Only the Long-term IAM Altered Neuronal Activation, Despite Both Long- and Short-term IAM Producing Bingeing

We next investigated fructose-induced neuronal activation, as determined by Fos-IR, to identify the brain regions involved in long- and short-term fructose intake. To do this, rats were given either long- (21-day) or short-term (2-day) exposure to the IAM and then processed for Fos-IR following the final feeding period. A 2-day exposure was chosen to limit novelty of fructose while also remaining within the acquisition phase of the IAM. On days 1 and 2, the long- and short-term IAM cohorts had relatively similar intake within their respective feeding group (Fig. 2). Likewise, the long-term IAM produced bingeing similar to that in the 8% fructose and control groups in the initial fructose concentration-response (C-R) experiment (Figs. 2 and 1). The fructose groups from the long- and short-term IAM exhibited fructose bingeing by days 8 and 2, respectively [Long-term: F(20,140) = 2.47, p<0.01; Short-term: t(6) = 2.85 p<0.05; Fig. 2A]. Similarly, chow bingeing was observed in the long- and short-term IAM control groups by days 6 and day 2, respectively [Long-term: F(20,140) = 4.08, p<0.0001 Short-term: t(5) = 6.70, p<0.01; Fig. 2B]. Bingeing criteria were met by day 2 in the short-term IAM due to the statistical test being used, a paired t-test, instead of a 1-way RMANOVA used for all other IAM experiments. If a paired t-test was used to determine bingeing in the long-term cohort, the control group met criteria by day 2 [t(7) = 4.52, p<0.01] and there was a strong trend for bingeing by day 2 in the fructose group [t(7) = 2.35, p = 0.052].

Figure 2. Both long- and short-term IAM produced similar levels of bingeing behavior.

A: 1st hr water (black symbols; control) or fructose (blue symbols; 8% fructose) intake on days 1 and 2 for the short-term IAM experiment (closed symbols) and on days 1, 2, 8 and 21 for the long-term IAM experiment (open symbols). B: 1st hr chow intake on days 1 and 2 of short-term IAM and days 1, 2, 6, and 21 of long-term IAM. ∧ denotes the day at which stable fructose or chow bingeing was achieved in the long-term IAM experiment. *p<0.05 paired t-test short-term IAM only. Mean values ± SEM (n = 8/group).

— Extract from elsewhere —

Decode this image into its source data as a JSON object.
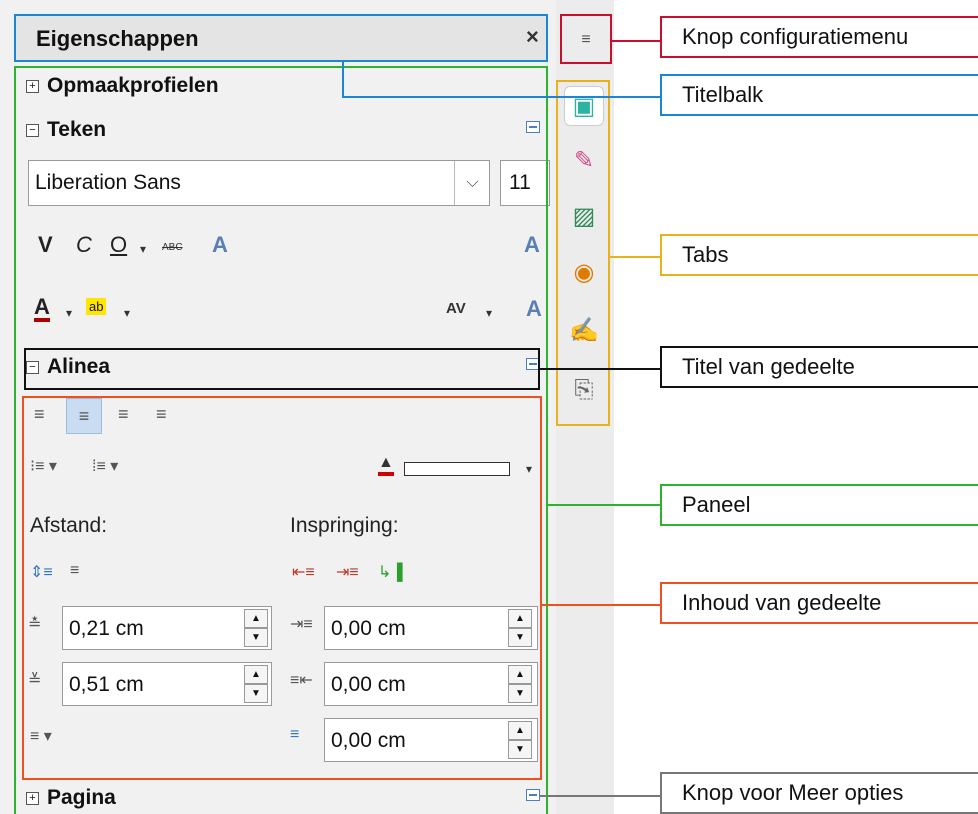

To assess the role of hedonic feeding centers in fructose bingeing, we measured Fos-IR in regions known to modulate sugar intake: the NAc shell and core, CeA, basolateral amygdala (BLA), and medial prefrontal cortex (mPFC). The anatomic borders defined for the NAc shell and core are shown in Fig. 3A. In the NAc shell, the long-term fructose bingeing group exhibited 40% less Fos-IR than controls [t(14) = 2.28, p<0.05; Figs. 3A and B]. NAc shell Fos-IR was similar between fructose and control groups in the short-term IAM (Table 2). Similar levels of Fos-IR were observed in both fructose and control groups in the NAc core, mPFC, CeA and BLA for both long- and short-term IAM (Table 2).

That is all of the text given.